Maman plaisante En tristesse je fais du quarante-deux, j'ai du mal à mettre les bottes, Vous êtes mon chausse-pied, mon plaisir avant la foudre. Nous sommes pris au piège, du sommet jusqu'au puits en passant par la case Se taire.
Nous connaissons les mailles du corps, comment elles se cherchent et se trouvent pour nous protéger des coups. Nous posons des questions sans réponses, les yeux de Maman nous invitent à ne plus demander. J’aimerais savoir, pourtant, d’où je viens, de quel amour je suis née, si je serai, même une fois, l’endroit de quelqu’un.

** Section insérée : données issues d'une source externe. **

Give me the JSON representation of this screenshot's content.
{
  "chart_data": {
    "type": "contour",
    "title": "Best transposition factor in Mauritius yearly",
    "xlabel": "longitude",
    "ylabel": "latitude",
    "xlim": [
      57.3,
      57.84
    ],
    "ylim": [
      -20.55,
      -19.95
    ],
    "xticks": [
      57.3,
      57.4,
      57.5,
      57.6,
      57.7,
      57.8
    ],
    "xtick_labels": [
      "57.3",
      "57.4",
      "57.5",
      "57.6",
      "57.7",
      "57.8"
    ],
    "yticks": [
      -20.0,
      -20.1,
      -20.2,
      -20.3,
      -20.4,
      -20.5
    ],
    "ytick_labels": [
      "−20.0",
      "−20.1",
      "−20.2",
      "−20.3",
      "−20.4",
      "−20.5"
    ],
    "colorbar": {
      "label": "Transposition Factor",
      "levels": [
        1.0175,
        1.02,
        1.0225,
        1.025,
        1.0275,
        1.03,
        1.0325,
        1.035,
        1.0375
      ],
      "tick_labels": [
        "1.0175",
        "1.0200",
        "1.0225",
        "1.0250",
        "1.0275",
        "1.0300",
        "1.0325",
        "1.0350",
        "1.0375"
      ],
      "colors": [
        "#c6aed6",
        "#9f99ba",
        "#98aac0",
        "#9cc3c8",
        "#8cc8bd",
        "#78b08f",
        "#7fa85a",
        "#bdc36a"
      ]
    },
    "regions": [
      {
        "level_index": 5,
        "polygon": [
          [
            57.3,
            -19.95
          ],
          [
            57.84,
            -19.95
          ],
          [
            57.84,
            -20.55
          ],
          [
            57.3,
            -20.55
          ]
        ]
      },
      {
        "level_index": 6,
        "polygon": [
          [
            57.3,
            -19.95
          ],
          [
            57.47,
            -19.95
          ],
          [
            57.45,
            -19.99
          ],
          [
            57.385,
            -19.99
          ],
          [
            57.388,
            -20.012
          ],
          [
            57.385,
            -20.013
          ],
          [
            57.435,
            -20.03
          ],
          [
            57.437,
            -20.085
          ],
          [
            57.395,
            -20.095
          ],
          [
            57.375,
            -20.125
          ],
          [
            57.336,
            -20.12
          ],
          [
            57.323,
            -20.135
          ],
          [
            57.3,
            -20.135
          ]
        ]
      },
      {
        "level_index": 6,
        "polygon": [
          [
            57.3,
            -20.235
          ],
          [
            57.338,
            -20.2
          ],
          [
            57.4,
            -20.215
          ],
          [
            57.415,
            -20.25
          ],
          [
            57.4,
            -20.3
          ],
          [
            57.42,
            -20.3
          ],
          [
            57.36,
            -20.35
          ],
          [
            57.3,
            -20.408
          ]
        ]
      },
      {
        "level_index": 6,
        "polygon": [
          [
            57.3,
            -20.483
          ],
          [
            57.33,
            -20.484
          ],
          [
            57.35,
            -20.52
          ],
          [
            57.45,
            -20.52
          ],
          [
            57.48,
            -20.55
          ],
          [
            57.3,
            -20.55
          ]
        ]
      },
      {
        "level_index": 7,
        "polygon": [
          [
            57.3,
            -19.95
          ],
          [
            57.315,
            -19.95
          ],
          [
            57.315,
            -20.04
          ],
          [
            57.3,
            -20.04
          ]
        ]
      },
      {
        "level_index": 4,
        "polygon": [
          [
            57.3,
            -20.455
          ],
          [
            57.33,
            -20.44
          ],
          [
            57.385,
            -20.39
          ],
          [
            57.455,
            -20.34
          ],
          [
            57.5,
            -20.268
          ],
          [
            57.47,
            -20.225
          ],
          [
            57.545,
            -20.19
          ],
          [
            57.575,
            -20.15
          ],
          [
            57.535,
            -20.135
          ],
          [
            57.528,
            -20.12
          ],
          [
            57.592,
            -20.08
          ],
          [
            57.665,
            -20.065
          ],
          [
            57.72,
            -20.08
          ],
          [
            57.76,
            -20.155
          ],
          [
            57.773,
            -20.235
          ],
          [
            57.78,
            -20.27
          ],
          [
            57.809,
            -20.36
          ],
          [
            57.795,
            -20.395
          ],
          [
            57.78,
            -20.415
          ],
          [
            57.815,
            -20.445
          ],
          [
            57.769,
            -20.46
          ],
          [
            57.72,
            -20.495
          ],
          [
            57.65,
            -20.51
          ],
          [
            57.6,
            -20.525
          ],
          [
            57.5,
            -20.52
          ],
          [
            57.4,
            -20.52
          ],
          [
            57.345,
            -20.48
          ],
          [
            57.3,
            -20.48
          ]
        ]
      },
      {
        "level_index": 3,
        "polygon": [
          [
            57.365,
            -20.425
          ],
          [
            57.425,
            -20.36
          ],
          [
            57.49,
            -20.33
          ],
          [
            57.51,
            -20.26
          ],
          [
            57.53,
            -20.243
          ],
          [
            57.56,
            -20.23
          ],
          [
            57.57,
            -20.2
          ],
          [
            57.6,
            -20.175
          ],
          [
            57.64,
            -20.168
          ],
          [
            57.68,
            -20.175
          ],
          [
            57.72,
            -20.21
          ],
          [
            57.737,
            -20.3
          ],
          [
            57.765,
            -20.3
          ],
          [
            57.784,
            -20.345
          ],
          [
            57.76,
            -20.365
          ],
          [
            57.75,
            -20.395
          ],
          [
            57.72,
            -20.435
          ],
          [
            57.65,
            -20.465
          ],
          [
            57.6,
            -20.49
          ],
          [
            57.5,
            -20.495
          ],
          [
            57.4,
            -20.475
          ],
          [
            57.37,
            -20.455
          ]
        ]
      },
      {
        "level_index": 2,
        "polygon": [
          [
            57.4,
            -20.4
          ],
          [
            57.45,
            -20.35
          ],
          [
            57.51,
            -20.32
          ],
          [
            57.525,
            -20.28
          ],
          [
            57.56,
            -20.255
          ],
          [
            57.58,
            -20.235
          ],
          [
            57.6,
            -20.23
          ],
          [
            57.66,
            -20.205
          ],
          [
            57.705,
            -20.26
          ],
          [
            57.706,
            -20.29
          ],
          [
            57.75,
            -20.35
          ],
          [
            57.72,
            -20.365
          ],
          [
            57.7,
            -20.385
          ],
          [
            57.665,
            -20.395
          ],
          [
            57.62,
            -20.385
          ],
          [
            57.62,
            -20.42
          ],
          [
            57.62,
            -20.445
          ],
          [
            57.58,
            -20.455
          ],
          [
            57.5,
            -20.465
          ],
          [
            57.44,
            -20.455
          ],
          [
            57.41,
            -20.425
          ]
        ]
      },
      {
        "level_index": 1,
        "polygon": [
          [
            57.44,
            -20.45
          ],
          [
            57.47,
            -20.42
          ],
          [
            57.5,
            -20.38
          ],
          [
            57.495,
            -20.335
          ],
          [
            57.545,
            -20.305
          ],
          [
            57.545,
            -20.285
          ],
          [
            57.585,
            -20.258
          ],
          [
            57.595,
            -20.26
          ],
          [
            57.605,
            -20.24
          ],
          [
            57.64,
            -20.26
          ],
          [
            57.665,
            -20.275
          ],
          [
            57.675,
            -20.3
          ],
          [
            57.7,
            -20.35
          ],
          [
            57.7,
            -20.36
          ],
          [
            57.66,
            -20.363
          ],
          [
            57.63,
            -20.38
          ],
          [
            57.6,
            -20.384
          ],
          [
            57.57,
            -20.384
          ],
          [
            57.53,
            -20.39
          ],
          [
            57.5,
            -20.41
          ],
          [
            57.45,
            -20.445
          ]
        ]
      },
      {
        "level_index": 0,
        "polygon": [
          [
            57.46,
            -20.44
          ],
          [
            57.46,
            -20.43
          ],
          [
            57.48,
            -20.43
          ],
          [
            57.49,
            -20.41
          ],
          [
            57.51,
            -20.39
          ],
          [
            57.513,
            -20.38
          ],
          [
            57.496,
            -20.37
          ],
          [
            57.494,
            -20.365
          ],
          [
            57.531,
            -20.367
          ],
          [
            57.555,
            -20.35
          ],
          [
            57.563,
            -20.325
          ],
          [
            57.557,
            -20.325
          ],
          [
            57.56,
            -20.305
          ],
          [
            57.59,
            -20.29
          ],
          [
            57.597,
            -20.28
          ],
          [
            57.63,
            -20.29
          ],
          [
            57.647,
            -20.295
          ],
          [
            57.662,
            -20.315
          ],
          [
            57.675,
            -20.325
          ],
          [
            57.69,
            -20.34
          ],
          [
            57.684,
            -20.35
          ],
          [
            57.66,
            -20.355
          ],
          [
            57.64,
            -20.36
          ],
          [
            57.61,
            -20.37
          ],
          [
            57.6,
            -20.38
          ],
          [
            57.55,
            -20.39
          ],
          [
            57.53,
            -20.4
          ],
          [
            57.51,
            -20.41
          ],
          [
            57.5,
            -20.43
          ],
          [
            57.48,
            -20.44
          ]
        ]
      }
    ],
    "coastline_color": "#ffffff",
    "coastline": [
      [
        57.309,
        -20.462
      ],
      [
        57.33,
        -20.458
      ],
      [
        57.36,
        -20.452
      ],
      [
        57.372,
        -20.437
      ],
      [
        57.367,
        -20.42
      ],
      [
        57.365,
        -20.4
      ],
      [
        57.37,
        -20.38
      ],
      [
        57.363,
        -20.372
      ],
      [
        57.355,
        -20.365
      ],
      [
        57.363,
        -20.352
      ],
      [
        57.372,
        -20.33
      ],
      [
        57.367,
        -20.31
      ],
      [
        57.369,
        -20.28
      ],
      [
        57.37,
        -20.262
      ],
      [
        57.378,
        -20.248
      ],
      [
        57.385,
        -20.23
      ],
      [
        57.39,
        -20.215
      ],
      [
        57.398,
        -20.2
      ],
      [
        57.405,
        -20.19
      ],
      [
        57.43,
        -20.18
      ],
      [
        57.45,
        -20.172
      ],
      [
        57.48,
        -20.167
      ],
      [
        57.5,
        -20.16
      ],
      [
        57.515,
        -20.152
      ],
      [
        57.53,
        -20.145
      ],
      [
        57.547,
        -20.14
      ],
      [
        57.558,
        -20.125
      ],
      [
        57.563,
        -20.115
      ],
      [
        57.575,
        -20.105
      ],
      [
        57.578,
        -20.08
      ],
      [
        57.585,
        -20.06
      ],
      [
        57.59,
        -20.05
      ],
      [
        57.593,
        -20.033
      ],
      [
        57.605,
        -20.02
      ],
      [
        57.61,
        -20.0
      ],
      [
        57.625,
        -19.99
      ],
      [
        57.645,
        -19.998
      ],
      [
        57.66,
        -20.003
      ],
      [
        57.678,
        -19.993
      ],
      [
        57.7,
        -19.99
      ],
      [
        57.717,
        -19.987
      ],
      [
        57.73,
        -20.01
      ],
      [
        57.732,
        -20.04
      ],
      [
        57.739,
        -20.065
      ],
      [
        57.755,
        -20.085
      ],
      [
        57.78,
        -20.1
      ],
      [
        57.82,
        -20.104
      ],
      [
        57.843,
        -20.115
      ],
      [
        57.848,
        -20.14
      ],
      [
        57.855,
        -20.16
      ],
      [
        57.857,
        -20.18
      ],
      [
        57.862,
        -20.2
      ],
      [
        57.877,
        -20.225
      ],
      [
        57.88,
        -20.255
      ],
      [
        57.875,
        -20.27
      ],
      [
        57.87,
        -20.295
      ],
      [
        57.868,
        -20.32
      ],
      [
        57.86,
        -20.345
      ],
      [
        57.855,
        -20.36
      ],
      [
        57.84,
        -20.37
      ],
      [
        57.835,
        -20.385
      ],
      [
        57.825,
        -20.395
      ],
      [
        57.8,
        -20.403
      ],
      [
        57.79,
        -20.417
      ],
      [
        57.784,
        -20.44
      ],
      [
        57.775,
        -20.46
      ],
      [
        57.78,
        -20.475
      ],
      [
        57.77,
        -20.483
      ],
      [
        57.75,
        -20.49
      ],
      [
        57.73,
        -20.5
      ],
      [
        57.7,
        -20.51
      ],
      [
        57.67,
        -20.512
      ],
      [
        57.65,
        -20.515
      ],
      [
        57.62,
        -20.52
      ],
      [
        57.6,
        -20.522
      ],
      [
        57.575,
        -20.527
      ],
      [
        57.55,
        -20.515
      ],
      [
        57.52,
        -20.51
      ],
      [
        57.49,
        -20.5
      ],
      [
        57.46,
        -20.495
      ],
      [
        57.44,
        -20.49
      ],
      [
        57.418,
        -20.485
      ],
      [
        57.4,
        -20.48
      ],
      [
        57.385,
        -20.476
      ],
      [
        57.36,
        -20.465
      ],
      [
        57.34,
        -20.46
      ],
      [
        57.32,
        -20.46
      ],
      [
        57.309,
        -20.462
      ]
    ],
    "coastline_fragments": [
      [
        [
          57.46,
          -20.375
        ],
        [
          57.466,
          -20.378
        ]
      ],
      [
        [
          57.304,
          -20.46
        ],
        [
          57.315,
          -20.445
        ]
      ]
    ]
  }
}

Te connaître ne m'éloigne ni de la route ni des phrases que je creuse entre deux garçons friables. Je me lève encore avec du soir dans la bouche, Léonce et Maman sont toujours ce que j'ai de plus cher. Je ne t'ai pas demandé de décider à ma place. Je n'ai pas découvert qui j'étais après ton doux visage. Je ne pleurais déjà plus avant tes beaux cheveux où se prend le silence. Mais depuis ton J'aimerais te revoir, tu es là et tu t'appelles Tard dans la nuit.
Nous regardons Papa priser dans la cour, Léonce demande Tu crois qu'on vient vraiment de lui ? Je dis j'ai l'impression, Parfois, j'ai envie de frapper pour me mettre à sa place et comprendre
nous implorons l'avenir de bien vouloir nous accepter.
Léonce demande Pourquoi tu marques leurs méchancetés ? Je lâche Parce qu'ils nous parlent, banane, On ne va pas faire les difficiles.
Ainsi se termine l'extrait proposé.